The film excels in this--showing not the larger meaning (that's up to us to suss out), but the minutiae of the soldiers' existence; not the purpose for which they fight (and, on occasion, die), but the how of their daily struggle, the boredom, the horseplay, the Christmas lights strung up in their self-constructed bunker in lieu of a tree. When a man falls, the camera captures not so much his death (no Hollywood-style slow motion plunge, accompanied by a syrupy arrangement of Barber's Adiago for Strings) as the wrenching emotional loss expressed by his comrades. This is an ant's eye view of battle--an ant in this case perched atop a particularly high hill.

This is not an objective documentary; if anything, it brings the American soldiers' experience closer to us, their faces presented like so many still, silent memorials to their sacrifice. At the same time, it makes no apologies towards the less appealing side of their efforts. Kearney tries to conduct a weekly shura, a town meeting, with the village elders nearby; he talks of the possibility of road constructions and money flowing into the region if the elders lend their support. The camera gazes into the elders' faces, and we see little to no enthusiasm in response to Kearney's words; he might as well be talking about constructing roads on the moon.

The elders are more emotional when a rocket attack is called in, and Kearney is summoned to witness the results: children wounded and shrieking in shock and fear, or dead and covered in grime. "These are angels," an elder exclaims. "Where is the Taliban here?" Kearney talks of frustration, and regret.

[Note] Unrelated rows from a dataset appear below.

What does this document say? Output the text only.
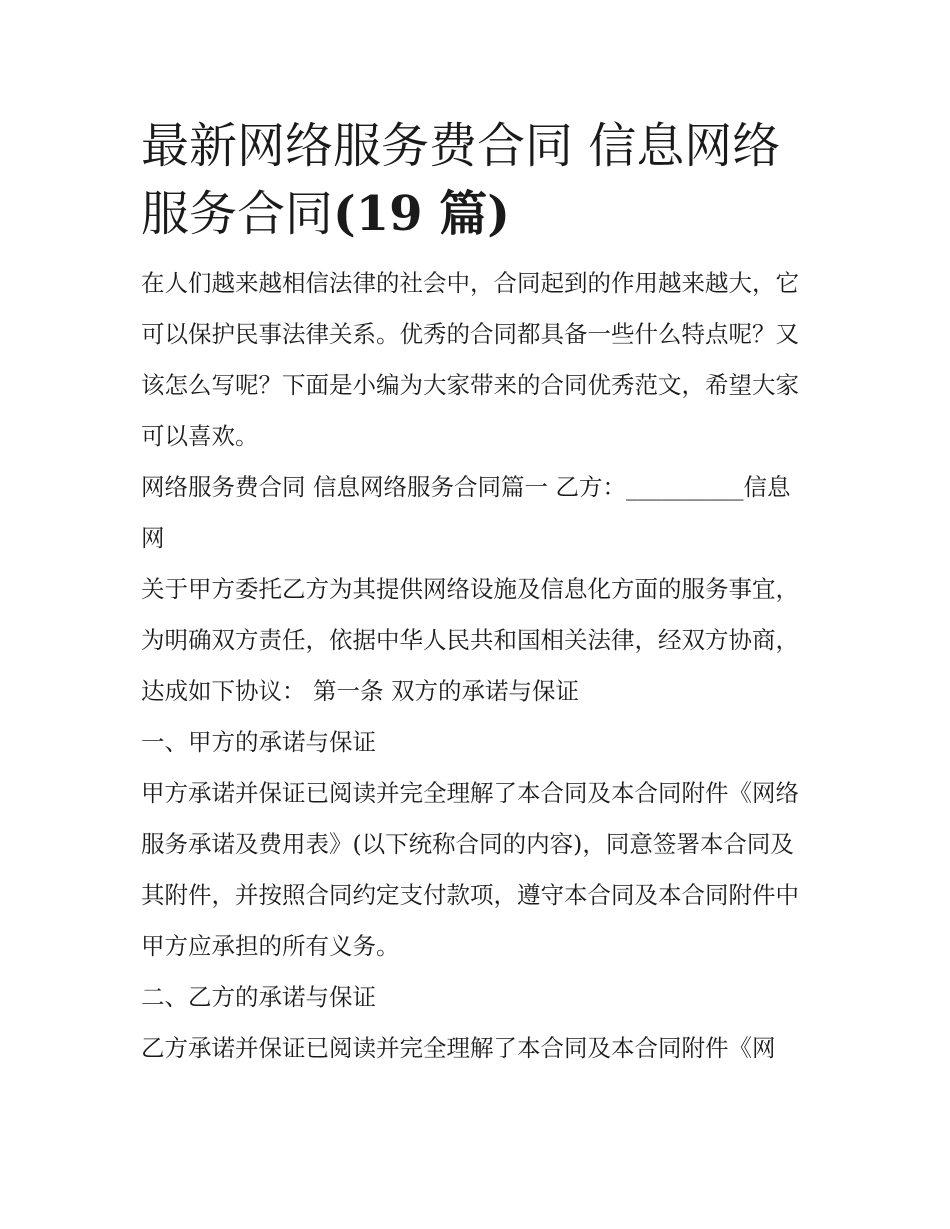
最新网络服务费合同 信息网络
服务合同(19 篇)

在人们越来越相信法律的社会中，合同起到的作用越来越大，它可以保护民事法律关系。优秀的合同都具备一些什么特点呢？又该怎么写呢？下面是小编为大家带来的合同优秀范文，希望大家可以喜欢。

网络服务费合同 信息网络服务合同篇一 乙方：__________信息网

关于甲方委托乙方为其提供网络设施及信息化方面的服务事宜，为明确双方责任，依据中华人民共和国相关法律，经双方协商，达成如下协议： 第一条 双方的承诺与保证

一、甲方的承诺与保证

甲方承诺并保证已阅读并完全理解了本合同及本合同附件《网络服务承诺及费用表》(以下统称合同的内容)，同意签署本合同及其附件，并按照合同约定支付款项，遵守本合同及本合同附件中甲方应承担的所有义务。

二、乙方的承诺与保证

乙方承诺并保证已阅读并完全理解了本合同及本合同附件《网
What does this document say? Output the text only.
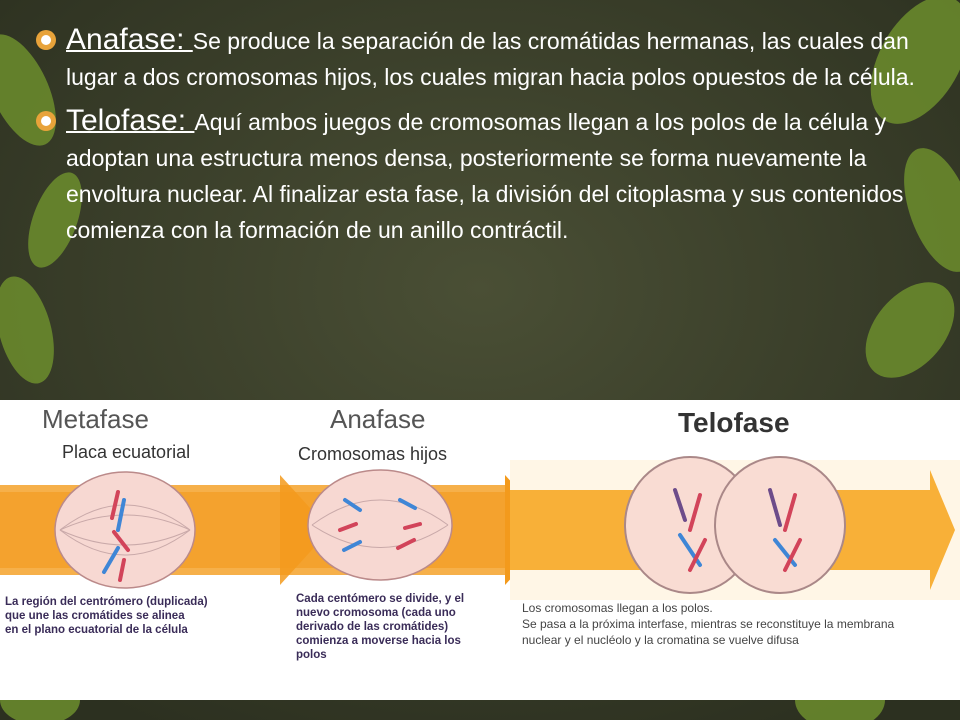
Anafase: Se produce la separación de las cromátidas hermanas, las cuales dan lugar a dos cromosomas hijos, los cuales migran hacia polos opuestos de la célula.
Telofase: Aquí ambos juegos de cromosomas llegan a los polos de la célula y adoptan una estructura menos densa, posteriormente se forma nuevamente la envoltura nuclear. Al finalizar esta fase, la división del citoplasma y sus contenidos comienza con la formación de un anillo contráctil.
Metafase
Placa ecuatorial
Anafase
Cromosomas hijos
Telofase
La región del centrómero (duplicada) que une las cromátides se alinea en el plano ecuatorial de la célula
Cada centómero se divide, y el nuevo cromosoma (cada uno derivado de las cromátides) comienza a moverse hacia los polos
Los cromosomas llegan a los polos. Se pasa a la próxima interfase, mientras se reconstituye la membrana nuclear y el nucléolo y la cromatina se vuelve difusa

He calls the civilian casualty "locals," and the jargon would seem devastatingly callous if Kearney wasn't so visibly shaken. Calling the dead and crying children "locals" is his way of keeping distance, of maintaining professional demeanor, of "processing" what he saw (the word is used several times in the film to presumably mean 'dealing with a traumatic experience'). Was this the best word to use in that situation? I don't think so, but it's probably the only word he's been trained to use, and to his credit you see the strain on his face when he tries to apply it.

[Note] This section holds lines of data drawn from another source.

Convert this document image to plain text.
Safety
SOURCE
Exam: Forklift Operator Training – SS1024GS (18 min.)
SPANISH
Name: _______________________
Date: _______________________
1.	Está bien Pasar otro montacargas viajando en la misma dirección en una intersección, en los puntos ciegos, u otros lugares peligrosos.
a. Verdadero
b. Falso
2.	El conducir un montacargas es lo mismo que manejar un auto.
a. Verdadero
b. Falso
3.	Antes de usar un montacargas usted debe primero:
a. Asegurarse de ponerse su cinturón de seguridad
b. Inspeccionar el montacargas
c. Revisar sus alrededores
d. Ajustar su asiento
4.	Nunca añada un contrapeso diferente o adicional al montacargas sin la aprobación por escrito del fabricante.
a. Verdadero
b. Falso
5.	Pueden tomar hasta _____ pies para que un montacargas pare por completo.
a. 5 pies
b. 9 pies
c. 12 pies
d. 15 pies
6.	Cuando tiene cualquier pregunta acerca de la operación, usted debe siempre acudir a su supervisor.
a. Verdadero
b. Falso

Later we see soldiers firing a machine gun, and bragging proudly about how the bullets tore the enemy apart as he ran away; we see other soldiers playing a videogame--a shoot-em-up, of course--and it's easy to make the case that for some soldiers this (their outpost) is a game as well, the ultimate video game in the ultimate virtual environment, where you point your equipment, pull the trigger, and watch with delight as the enemy flies to pieces.

Such moments don't entirely demonize the soldiers, don't make them entirely monstrous, even if the implications of what they say or do can be monstrous; the film's finale ensures we retain some measure of sympathy for these young, young men. I do think the film taken as a whole humanizes them, in the very best sense--we see their vices as well as their virtues, we see them all around, we see what the human spirit is capable of in all its glorious and godawful diversity, when engaged in the enterprise called war. Restrepo in effect is a harrowingly comprehensive portrait of the soldier at war, and easily one of the best, most honest films of this year.

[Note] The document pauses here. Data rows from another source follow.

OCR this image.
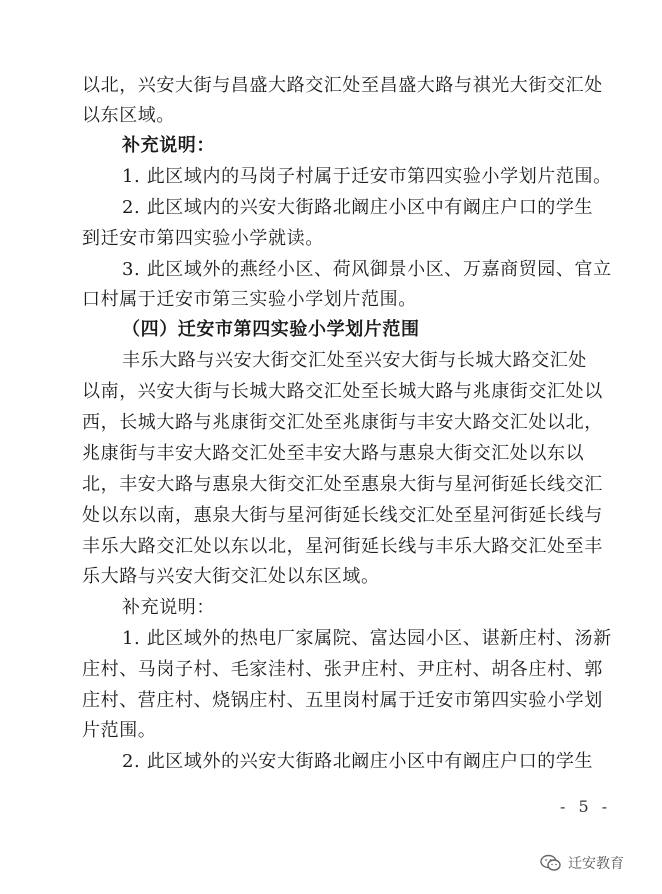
以北，兴安大街与昌盛大路交汇处至昌盛大路与祺光大街交汇处
以东区域。
补充说明：
1. 此区域内的马岗子村属于迁安市第四实验小学划片范围。
2. 此区域内的兴安大街路北阚庄小区中有阚庄户口的学生
到迁安市第四实验小学就读。
3. 此区域外的燕经小区、荷风御景小区、万嘉商贸园、官立
口村属于迁安市第三实验小学划片范围。
（四）迁安市第四实验小学划片范围
丰乐大路与兴安大街交汇处至兴安大街与长城大路交汇处
以南，兴安大街与长城大路交汇处至长城大路与兆康街交汇处以
西，长城大路与兆康街交汇处至兆康街与丰安大路交汇处以北，
兆康街与丰安大路交汇处至丰安大路与惠泉大街交汇处以东以
北，丰安大路与惠泉大街交汇处至惠泉大街与星河街延长线交汇
处以东以南，惠泉大街与星河街延长线交汇处至星河街延长线与
丰乐大路交汇处以东以北，星河街延长线与丰乐大路交汇处至丰
乐大路与兴安大街交汇处以东区域。
补充说明：
1. 此区域外的热电厂家属院、富达园小区、谌新庄村、汤新
庄村、马岗子村、毛家洼村、张尹庄村、尹庄村、胡各庄村、郭
庄村、营庄村、烧锅庄村、五里岗村属于迁安市第四实验小学划
片范围。
2. 此区域外的兴安大街路北阚庄小区中有阚庄户口的学生
- 5 -
迁安教育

First published in Businessworld, 12.16.10

4 comments:

Just Another Film Buff said...

Hi Noel.

This is a fantastic film indeed. Like the review.

Wish you a great year ahead.

Cheers!

Noel Vera said...

Thanks, and a happy new year to you too!

Ty said...

That is very sad that he passed away. Restrepo is a very good documentary. Everybody should watch it.

Noel Vera said...

He was a photographer, and you could see it in the doc--the dramatic contrast between the beautiful mountain forests and the brutal firefights.